In [1]:
import pandas as pd
from fuzzywuzzy import process, fuzz
from tqdm import tqdm_notebook, tqdm
import nltk
from pathlib import Path
import string

In [2]:
# Import data and merge CSVs
ticker = pd.read_csv('../data/asx-tickers.csv')
head_1 = pd.read_csv('../data/scraped/2006_2010.csv')
head_2 = pd.read_csv('../data/scraped/2010_2010.csv')
head_3 = pd.read_csv('../data/scraped/2010_2016.csv')
head_4 = pd.read_csv('../data/scraped/2016_2017.csv')
headlines = head_1.append([head_2, head_3, head_4])
combined_headlines = Path('../data/scraped/combined_headlines.csv')
if not combined_headlines.is_file():
    headlines.to_csv('../data/scraped/combined_headlines.csv')

In [3]:
# Clean up the headlines (lightly) - drop excess characters and duplicates
stripped = headlines.titles.apply(lambda x: x.strip('"\' ' ))
headlines_clean = headlines[~headlines.titles.duplicated(keep='first')]

In [4]:
# Drop records that don't have any company words
translator = str.maketrans('','',string.punctuation)

def normalize(s):
    return s.lower().translate(translator).split()

def incompwords(s):
    headwords = set(normalize(s))
    return len(headwords & compwords) > 0

compwords = set(normalize((" ".join(ticker['company'].values))))
headlines_filtered = headlines_clean[headlines_clean.titles.apply(incompwords)]

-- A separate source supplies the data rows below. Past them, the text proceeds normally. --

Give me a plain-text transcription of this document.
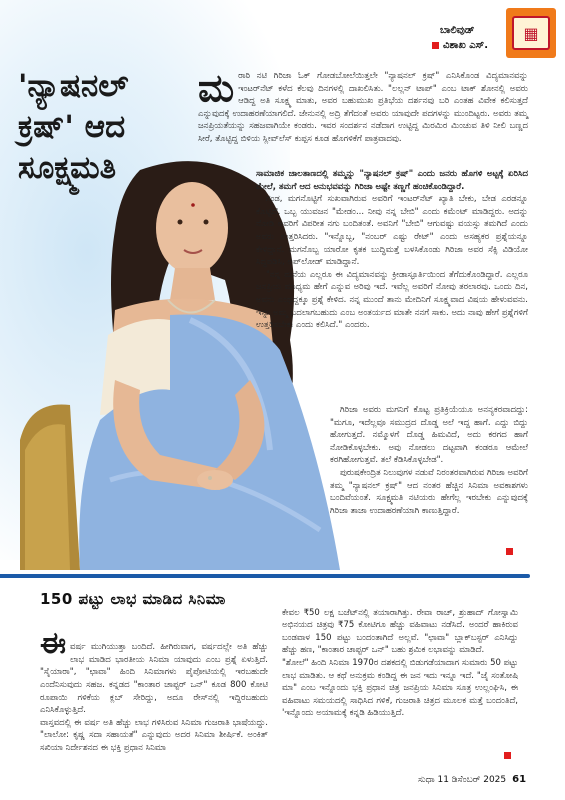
ಬಾಲಿವುಡ್
ವಿಶಾಖ ಎಸ್.
▦
'ನ್ಯಾಷನಲ್
ಕ್ರಷ್' ಆದ
ಸೂಕ್ಷ್ಮಮತಿ
ಮ ರಾಠಿ ನಟಿ ಗಿರಿಜಾ ಓಕ್ ಗೋಡಬೋಲೆಯಿತ್ತಲೇ "ನ್ಯಾಷನಲ್ ಕ್ರಷ್" ಎನಿಸಿಕೊಂಡ ವಿದ್ಯಮಾನವನ್ನು ಇಂಟರ್‌ನೆಟ್ ಕಳೆದ ಕೆಲವು ದಿನಗಳಲ್ಲಿ ದಾಖಲಿಸಿತು. "ಲಲ್ಲನ್ ಟಾಪ್" ಎಂಬ ಟಾಕ್ ಶೋನಲ್ಲಿ ಅವರು ಆಡಿದ್ದ ಅತಿ ಸೂಕ್ಷ್ಮ ಮಾತು, ಅವರ ಬಹುಮುಖ ಪ್ರತಿಭೆಯ ದರ್ಶನವು ಬರಿ ಎಂತಹ ವಿವೇಕ ಕಲಿಸುತ್ತದೆ ಎನ್ನುವುದಕ್ಕೆ ಉದಾಹರಣೆಯಾಗಲಿದೆ. ಜೇನುನಲ್ಲಿ ಅದ್ರಿ ತೆಗೆದಂತೆ ಅವರು ಯಾವುದೇ ಪದಗಳನ್ನು ಮುಂದಿಟ್ಟರು. ಅವರು ತಮ್ಮ ಜನಪ್ರಿಯತೆಯನ್ನು ಸಹಜವಾಗಿಯೇ ಕಂಡರು. ಇವರ ಸಂದರ್ಶನ ನಡೆದಾಗ ಉಟ್ಟಿದ್ದ ಮಿರಮಿರ ಮಿಂಚುವ ತಿಳಿ ನೀಲಿ ಬಣ್ಣದ ಸೀರೆ, ತೊಟ್ಟಿದ್ದ ಬಿಳಿಯ ಸ್ಲೀವ್‌ಲೆಸ್ ಕುಪ್ಪಸ ಕೂಡ ಹೊಗಳಿಕೆಗೆ ಪಾತ್ರವಾದವು.

ಸಾಮಾಜಿಕ ಜಾಲತಾಣದಲ್ಲಿ ತಮ್ಮನ್ನು "ನ್ಯಾಷನಲ್ ಕ್ರಷ್" ಎಂದು ಜನರು ಹೊಗಳಿ ಅಟ್ಟಕ್ಕೆ ಏರಿಸಿದ ಮೇಲೆ, ತಮಗೆ ಆದ ಅನುಭವವನ್ನು ಗಿರಿಜಾ ಅಷ್ಟೇ ತಣ್ಣಗೆ ಹಂಚಿಕೊಂಡಿದ್ದಾರೆ.

ಗಂಡ, ಮಗನೊಟ್ಟಿಗೆ ಸುಖವಾಗಿರುವ ಅವರಿಗೆ ಇಂಟರ್‌ನೆಟ್ ಖ್ಯಾತಿ ಬೇಕು, ಬೇಡ ಎರಡನ್ನೂ ಕೊಟ್ಟಿದೆ. ಒಬ್ಬ ಯುವಜನ "ಮೇಡಂ... ನೀವು ನನ್ನ ಬೇಬಿ" ಎಂದು ಕಮೆಂಟ್ ಮಾಡಿದ್ದರು. ಅದನ್ನು ನೋಡಿ ಅವರಿಗೆ ವಿಪರೀತ ನಗು ಬಂದಿತಂತೆ. ಅವನಿಗೆ "ಬೇಬಿ" ಆಗುವಷ್ಟು ವಯಸ್ಸು ತಮಗಿದೆ ಎಂದು ಅವರು ಉತ್ತರಿಸಿದರು. "ಇನ್ನೊಬ್ಬ, "ನಂಬರ್ ಎಷ್ಟು ರೇಟ್" ಎಂದು ಅಸಹ್ಯಕರ ಪ್ರಶ್ನೆಯನ್ನೂ ಕೇಳಿದ್ದಾನೆ. ಮಗನೊಬ್ಬ ಯಾರೋ ಕೃತಕ ಬುದ್ಧಿಮತ್ತೆ ಬಳಸಿಕೊಂಡು ಗಿರಿಜಾ ಅವರ ಸೆಕ್ಸಿ ವಿಡಿಯೋ ಸಿದ್ಧಪಡಿಸಿ, ಅಪ್‌ಲೋಡ್ ಮಾಡಿದ್ದಾನೆ.

"ನನ್ನ ಮನೆಯ ಎಲ್ಲರೂ ಈ ವಿದ್ಯಮಾನವನ್ನು ಕ್ರೀಡಾಸ್ಫೂರ್ತಿಯಿಂದ ತೆಗೆದುಕೊಂಡಿದ್ದಾರೆ. ಎಲ್ಲರೂ ಜನಪ್ರಿಯ ಮಾಧ್ಯಮ ಹೇಗೆ ಎನ್ನುವ ಅರಿವು ಇದೆ. ಇವೆಲ್ಲ ಅವರಿಗೆ ನೋವು ತರಲಾರವು. ಒಂದು ದಿನ, ಅವನು ಎಂಥದ್ದಕ್ಕೂ ಪ್ರಶ್ನೆ ಕೇಳಿದ. ನನ್ನ ಮುಂದೆ ತಾನು ಮೇದಿನಿಗೆ ಸೂಕ್ಷ್ಮವಾದ ವಿಷಯ ಹೇಳುವವನು. ಇನ್ನು ಅಮ್ಮ ಬದಲಾಗಬಹುದು ಎಂಬ ಅಂತರ್ಯದ ಮಾತೇ ನನಗೆ ಸಾಕು. ಅದು ನಾವು ಹೇಗೆ ಪ್ರಶ್ನೆಗಳಿಗೆ ಉತ್ತರಿಸಬೇಕು ಎಂದು ಕಲಿಸಿದೆ." ಎಂದರು.

ಗಿರಿಜಾ ಅವರು ಮಗನಿಗೆ ಕೊಟ್ಟ ಪ್ರತಿಕ್ರಿಯೆಯೂ ಅನನ್ಯಕರವಾದದ್ದು: "ಮಗೂ, ಇದೆಲ್ಲವೂ ಸಮುದ್ರದ ದೊಡ್ಡ ಅಲೆ ಇದ್ದ ಹಾಗೆ. ಎದ್ದು ಬಿದ್ದು ಹೋಗುತ್ತದೆ. ನಮ್ಮೊಳಗೆ ದೊಡ್ಡ ಹಿಮವಿದೆ, ಅದು ಕರಗದ ಹಾಗೆ ನೋಡಿಕೊಳ್ಳಬೇಕು. ಅವು ನೋಡಲು ದಟ್ಟವಾಗಿ ಕಂಡರೂ ಆಮೇಲೆ ಕರಗಿಹೋಗುತ್ತವೆ. ತಲೆ ಕೆಡಿಸಿಕೊಳ್ಳಬೇಡ".

ಪುರುಷಕೇಂದ್ರಿತ ನಿಲುವುಗಳ ನಡುವೆ ನಿರಂತರವಾಗಿರುವ ಗಿರಿಜಾ ಅವರಿಗೆ ತಮ್ಮ "ನ್ಯಾಷನಲ್ ಕ್ರಷ್" ಆದ ನಂತರ ಹೆಚ್ಚಿನ ಸಿನಿಮಾ ಅವಕಾಶಗಳು ಬಂದಿವೆಯಂತೆ. ಸೂಕ್ಷ್ಮಮತಿ ನಟಿಯರು ಹೇಗೆಲ್ಲ ಇರಬೇಕು ಎನ್ನುವುದಕ್ಕೆ ಗಿರಿಜಾ ತಾಜಾ ಉದಾಹರಣೆಯಾಗಿ ಕಾಣುತ್ತಿದ್ದಾರೆ.

150 ಪಟ್ಟು ಲಾಭ ಮಾಡಿದ ಸಿನಿಮಾ

ಈ ವರ್ಷ ಮುಗಿಯುತ್ತಾ ಬಂದಿದೆ. ಹೀಗಿರುವಾಗ, ವರ್ಷದಲ್ಲೇ ಅತಿ ಹೆಚ್ಚು ಲಾಭ ಮಾಡಿದ ಭಾರತೀಯ ಸಿನಿಮಾ ಯಾವುದು ಎಂಬ ಪ್ರಶ್ನೆ ಏಳುತ್ತಿದೆ. "ಸೈಯಾರಾ", "ಛಾವಾ" ಹಿಂದಿ ಸಿನಿಮಾಗಳು ಪೈಪೋಟಿಯಲ್ಲಿ ಇರಬಹುದೇ ಎಂದೆನಿಸುವುದು ಸಹಜ. ಕನ್ನಡದ "ಕಾಂತಾರ ಚಾಪ್ಟರ್ ಒನ್" ಕೂಡ 800 ಕೋಟಿ ರೂಪಾಯಿ ಗಳಿಕೆಯ ಕ್ಲಬ್ ಸೇರಿದ್ದು, ಅದೂ ರೇಸ್‌ನಲ್ಲಿ ಇದ್ದಿರಬಹುದು ಎನಿಸಿಕೊಳ್ಳುತ್ತಿದೆ.
ವಾಸ್ತವದಲ್ಲಿ ಈ ವರ್ಷ ಅತಿ ಹೆಚ್ಚು ಲಾಭ ಗಳಿಸಿರುವ ಸಿನಿಮಾ ಗುಜರಾತಿ ಭಾಷೆಯದ್ದು. "ಲಾಲೋ: ಕೃಷ್ಣ ಸದಾ ಸಹಾಯತೆ" ಎನ್ನುವುದು ಅದರ ಸಿನಿಮಾ ಶೀರ್ಷಿಕೆ. ಅಂಕಿತ್ ಸಖಿಯಾ ನಿರ್ದೇಶನದ ಈ ಭಕ್ತಿ ಪ್ರಧಾನ ಸಿನಿಮಾ

ಕೇವಲ ₹50 ಲಕ್ಷ ಬಜೆಟ್‌ನಲ್ಲಿ ತಯಾರಾಗಿತ್ತು. ರೇವಾ ರಾಚ್, ಶ್ರುಹಾದ್ ಗೋಸ್ವಾಮಿ ಅಭಿನಯದ ಚಿತ್ರವು ₹75 ಕೋಟಿಗೂ ಹೆಚ್ಚು ವಹಿವಾಟು ನಡೆಸಿದೆ. ಅಂದರೆ ಹಾಕಿರುವ ಬಂಡವಾಳ 150 ಪಟ್ಟು ಬಂದಂತಾಗಿದೆ ಅಲ್ಲವೆ. "ಛಾವಾ" ಬ್ಲಾಕ್‌ಬಸ್ಟರ್ ಎನಿಸಿದ್ದು ಹೆಚ್ಚು ಹಣ, "ಕಾಂತಾರ ಚಾಪ್ಟರ್ ಒನ್" ಬಹು ಶ್ರಮಿಕ ಲಭಾವನ್ನು ಮಾಡಿದೆ.
"ಶೋಲೆ" ಹಿಂದಿ ಸಿನಿಮಾ 1970ರ ದಶಕದಲ್ಲಿ ಬಿಡುಗಡೆಯಾದಾಗ ಸುಮಾರು 50 ಪಟ್ಟು ಲಾಭ ಮಾಡಿತು. ಆ ಕಥೆ ಅನುಕ್ರಮ ಕಂಡಿದ್ದ ಈ ಜನ ಇದು ಇನ್ನೂ ಇದೆ. "ಜೈ ಸಂತೋಷಿ ಮಾ" ಎಂಬ ಇನ್ನೊಂದು ಭಕ್ತಿ ಪ್ರಧಾನ ಚಿತ್ರ ಜನಪ್ರಿಯ ಸಿನಿಮಾ ಸೂತ್ರ ಉಲ್ಲಂಘಿಸಿ, ಈ ವಹಿವಾಟು ಸಮಯದಲ್ಲಿ ಸಾಧಿಸಿದ ಗಳಿಕೆ, ಗುಜರಾತಿ ಚಿತ್ರದ ಮೂಲಕ ಮತ್ತೆ ಬಂದಂತಿದೆ, 'ಇನ್ನೊಂದು ಅಯಾಮಕ್ಕೆ ಕನ್ನಡಿ ಹಿಡಿಯುತ್ತಿದೆ.

ಸುಧಾ 11 ಡಿಸೆಂಬರ್ 2025 61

print("Headlines with company names: ",headlines_filtered.shape[0])
headlines_filtered.head(3)

Headlines with company names:  592608


Unnamed: 0,date,titles
0,2006-01-01,Russia completes Ukraine gas cut-off
1,2006-01-01,High winds cause havoc
3,2006-01-01,Russia takes over G8


In [5]:
# Identify the Named Entities in each headline, associating them to their own
# column within the dataframe. Save this as CSV to prevent later processing needs.
# https://stackoverflow.com/questions/36255291/extract-city-names-from-text-using-python

# !!! This will only run if headline_entity_id.csv isn't in the data folder

import nltk
nltk.download('punkt')
nltk.download('maxent_ne_chunker')
nltk.download('words')

def extract_entity_names(t):
    entity_names = []

    if hasattr(t, 'label') and t.label:
        if t.label() == 'NE':
            entity_names.append(' '.join([child[0] for child in t]))
        else:
            for child in t:
                entity_names.extend(extract_entity_names(child))

    return entity_names

def identify_entities():
    f = headlines_filtered.titles.tolist()
    matches = []
    for line in tqdm(f, total=len(f), unit="headlines"):
        sentences = nltk.sent_tokenize(line)
        tokenized_sentences = [nltk.word_tokenize(sentence) for sentence in sentences]
        tagged_sentences = [nltk.pos_tag(sentence) for sentence in tokenized_sentences]
        chunked_sentences = nltk.ne_chunk_sents(tagged_sentences, binary=True)

        entities = []
        for tree in chunked_sentences:
            entities.extend(extract_entity_names(tree))

        matches.append(", ".join(entities))

    series = pd.Series(matches)
    out = headlines_filtered.copy()
    out['entities'] = series.values
    out.to_csv("../data/headline_entity_id.csv")
    
entitymatch = Path('../data/headline_entity_id.csv')
if not entitymatch.is_file():
    # Build the entity matches
    identify_entities()

[nltk_data] Downloading package punkt to /home/koss/nltk_data...
[nltk_data]   Package punkt is already up-to-date!
[nltk_data] Downloading package maxent_ne_chunker to
[nltk_data]     /home/koss/nltk_data...
[nltk_data]   Package maxent_ne_chunker is already up-to-date!
[nltk_data] Downloading package words to /home/koss/nltk_data...
[nltk_data]   Package words is already up-to-date!